With the development of Otium, an online prose magazine, members of the University community have a new forum to exhibit their creative work. Otium, whose first issue appeared online on March 9, allows writers both inside and outside of the University to publish their work without constraints on length.
Otium was born last October when a group of writers from various fields at the University formed an editorial board. “The idea was to create a place where prose writers could publish University of Chicago work without worrying about length the way other hard copy magazines on campus (Euphony, Aubade) do,” said Sarah Frank, the spring co-coordinator of Otium and a fourth-year in the College studying English Language and Literature. “The internet as a more or less infinite textual space is perfect for us.”
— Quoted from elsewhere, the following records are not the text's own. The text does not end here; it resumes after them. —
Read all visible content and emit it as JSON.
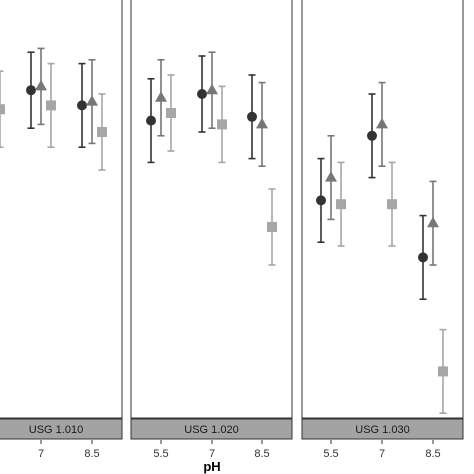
{
  "chart_data": {
    "type": "scatter",
    "xlabel": "pH",
    "ylabel": "",
    "x_ticks": [
      "5.5",
      "7",
      "8.5"
    ],
    "ylim": [
      0,
      100
    ],
    "grid": false,
    "legend": "none",
    "series_style": [
      {
        "shape": "circle",
        "color": "#333333"
      },
      {
        "shape": "triangle",
        "color": "#777777"
      },
      {
        "shape": "square",
        "color": "#a6a6a6"
      }
    ],
    "panels": [
      {
        "strip": "USG 1.010",
        "series": [
          {
            "points": [
              {
                "x": "7",
                "y": 81,
                "err": 10
              },
              {
                "x": "8.5",
                "y": 77,
                "err": 11
              }
            ]
          },
          {
            "points": [
              {
                "x": "7",
                "y": 82,
                "err": 10
              },
              {
                "x": "8.5",
                "y": 78,
                "err": 11
              }
            ]
          },
          {
            "points": [
              {
                "x": "5.5",
                "y": 76,
                "err": 10
              },
              {
                "x": "7",
                "y": 77,
                "err": 11
              },
              {
                "x": "8.5",
                "y": 70,
                "err": 10
              }
            ]
          }
        ]
      },
      {
        "strip": "USG 1.020",
        "series": [
          {
            "points": [
              {
                "x": "5.5",
                "y": 73,
                "err": 11
              },
              {
                "x": "7",
                "y": 80,
                "err": 10
              },
              {
                "x": "8.5",
                "y": 74,
                "err": 11
              }
            ]
          },
          {
            "points": [
              {
                "x": "5.5",
                "y": 79,
                "err": 10
              },
              {
                "x": "7",
                "y": 81,
                "err": 10
              },
              {
                "x": "8.5",
                "y": 72,
                "err": 11
              }
            ]
          },
          {
            "points": [
              {
                "x": "5.5",
                "y": 75,
                "err": 10
              },
              {
                "x": "7",
                "y": 72,
                "err": 10
              },
              {
                "x": "8.5",
                "y": 45,
                "err": 10
              }
            ]
          }
        ]
      },
      {
        "strip": "USG 1.030",
        "series": [
          {
            "points": [
              {
                "x": "5.5",
                "y": 52,
                "err": 11
              },
              {
                "x": "7",
                "y": 69,
                "err": 11
              },
              {
                "x": "8.5",
                "y": 37,
                "err": 11
              }
            ]
          },
          {
            "points": [
              {
                "x": "5.5",
                "y": 58,
                "err": 11
              },
              {
                "x": "7",
                "y": 72,
                "err": 11
              },
              {
                "x": "8.5",
                "y": 46,
                "err": 11
              }
            ]
          },
          {
            "points": [
              {
                "x": "5.5",
                "y": 51,
                "err": 11
              },
              {
                "x": "7",
                "y": 51,
                "err": 11
              },
              {
                "x": "8.5",
                "y": 7,
                "err": 11
              }
            ]
          }
        ]
      }
    ]
  }
}
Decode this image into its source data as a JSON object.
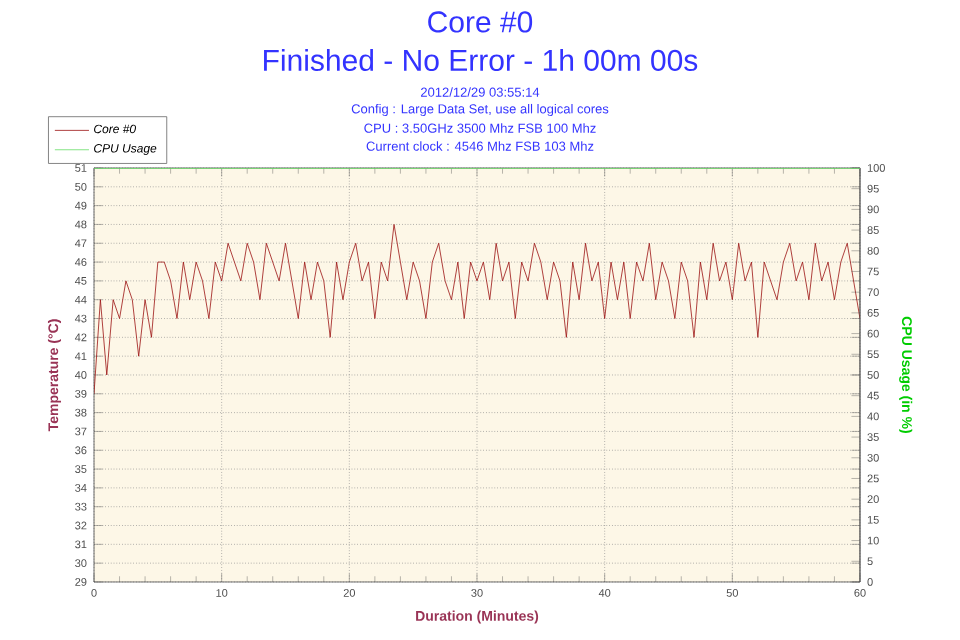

The magazine can be found at otium.uchicago.edu, and publishes monthly, with the second issue coming out on April 9. Officially catalogued in the Library of Congress, Otium uses an online format to bring together works from the University, the city of Chicago, and international writers. Last quarter, the editors of Otium invited Chicago writers to read their work.
According to Frank, the magazine’s perspective on prose is embodied by its title, pronounced “O-tee-um,” a Latin word which refers to the concept of critical ease inherent to the Roman world. Otium’s motto is, “We at Otium contend that good prose evokes otium, the notion connecting play with work, pleasure with critical thinking.” Otium publishes both fiction and nonfiction, including stories, memoirs, plays, and screenplays. The writing is accompanied by photographs, sketches, and graphic art. “We seek to take advantage of the collaborative capabilities of our online format by publishing both images and text in a way that encourages artistic partnership,” Frank said.
The inaugural issue contains seven fiction and two stage pieces, as well as an interview, an html project, and handiwork from two artists. This issue’s writers include Pablo Medina, a Cuban-born author recently reviewed in The New York Times Book Review, Carmen Peláez, star of the independent films “Stroll,” “Houseguest,” and “Last Hand Standing,” and Chicago writers such as Kyle Beachy, E.S. Carroll, Spencer Dew, Tiffany Funk, Merrie Greenfield, Lee Wang, and undergraduate Jeremy Guttman. “The works deal with amazingly diverse subjects, from a Cuban-American woman exploring her heritage in Cuba for the first time, to an excerpt from [William] Veeder’s historical novel that has been decades in the making, to a piece about covert operatives on a mission with a pop-lyric spouting robot,” said Deanna Day, a third-year history concentrator in the College and co-coordinator of Otium.
According to Christopher Casebeer, a third-year in the College and Otium’s web designer and programmer, there are no plans for Otium to become a print magazine. Casebeer hopes the online format will increase readability. “Since Otium is online, we reach readers both on and off campus,” Casebeer said. “Otium’s readers can view the magazine in its intended format regardless of where they are when they read the siteand we do get readers from beyond Chicago.”
Though being online may allow people across the globe to read Otium, it may also decrease its visibility on campus, as many students have not yet heard of Otium. “I usually just take publications when I come to eat in the dining hall. I probably would not look at it unless I had a friend in it,” said Walter Grafton, a fourth-year in the College, when asked if he would read the online magazine.
Yihan Fang, a first-year in the College, had not yet heard of the magazine, but said that he would definitely read the magazine online. Whether he would visit it again “depends on whether the content is interesting.”
Some students thought that Otium was a good idea because it offers an opportunity for University students to display their creative work. “By first impressions, Otium seems to be taking both an elegant and expansive approach, especially by drawing from inside and outside the University community. Since we already have a fair showing here of poetry forums and publications, Otium will likely fill a gap for a quality prose format,” said Johanna Magin, a first-year in the College.
“That it is online, I think, makes it perhaps less intimidating for anyone who’s even casually interested in literature,” Magin said.